August 11, 2014
Commonly used in kitchen in most native households, charcoal holds an important role in today's society by being the main component in artistic drawings. Though uniform and limited in color, this material can be flexible enough in making masterpieces.What you thought to be a tool used in heating food and other material can also work wonders with canvas prints.
There are three variations of charcoal used in drawing namely vine, compressed and pencil. Each of them has its own specialty that differs from another. So before you jumpstart with your charcoal output, it is suggested that you had an idea with its uses and exclusive applications.
1. Compressed Charcoal- also known as charcoal sticks. It is hard compared to the to the vine and pencil type. Artists prefer this kind of charcoal material when they want to define little details with their sketch work. Compressed charcoals also give darker shade to every canvas art.
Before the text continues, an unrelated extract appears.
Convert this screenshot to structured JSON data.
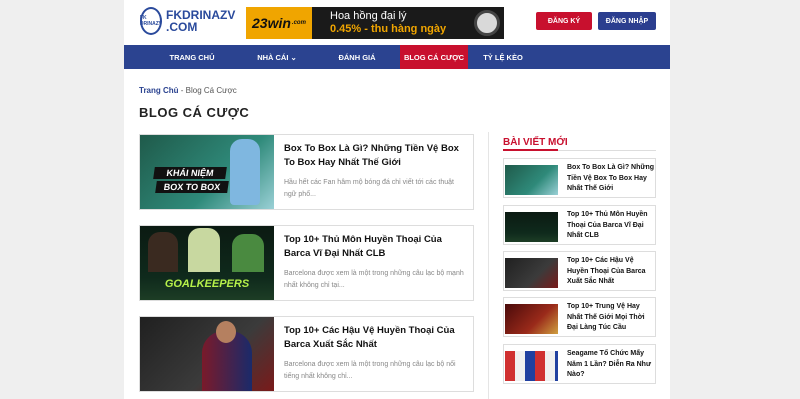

2. Vine Charcoal- a thin piece of charcoal stick burned in a kiln without the presence of air. Unlike the compressed charcoal which is favored mostly in emphasizing little details, the vine one is instead used in forming the initial sketch or outline in charcoal work.
3. Pencil Charcoal- these are also compressed charcoals wrapped in a thin piece of wood instead of rubber found in compressed charcoals. This is common preferred by neophyte artist because of its crisp and easy effect on a paper or a canvas.
Charcoal drawing might be quite easy for most people. But the challenge with this type of drawing is that you have to keep your work clean and neat without the marks and stains by your main material. To draw with charcoal means that you'll get messy if you don't handle the procedure carefully. You will need a newspaper to cover up the space while doing the drawing.
1. First, gather the materials. You'll need a charcoal crayon, paper, eraser and a newspaper. After that, you fill and shade the entire paper space with charcoal. Do not leave any single mark of white space. Blacken it all up.
2. If you had a black and white photo at home, then it will be a good subject in making your artwork. Have it turned upside down as you look into its details. You don't need to copy or imitate the photo. With the use of an eraser, draw the first major outlines in your blackened paper.
3. If you happen to draw some kind of a portrait, start with the basic outlines first like the eye. Then begin with the hair. Used a thin eraser for a finer and refined outcome. Check again the original portrait. Add on other minor details. Once you are done, you can begin using your charcoal material again. You can start blackening the eyes and other features that needs some shade.
4. Satisfied with your work? Take the final step by erasing the black background of your subject. A gentle and light press with the material will do. Be careful in wiping and erasing it off. The charcoal may run or spread over the entire paper or canvas.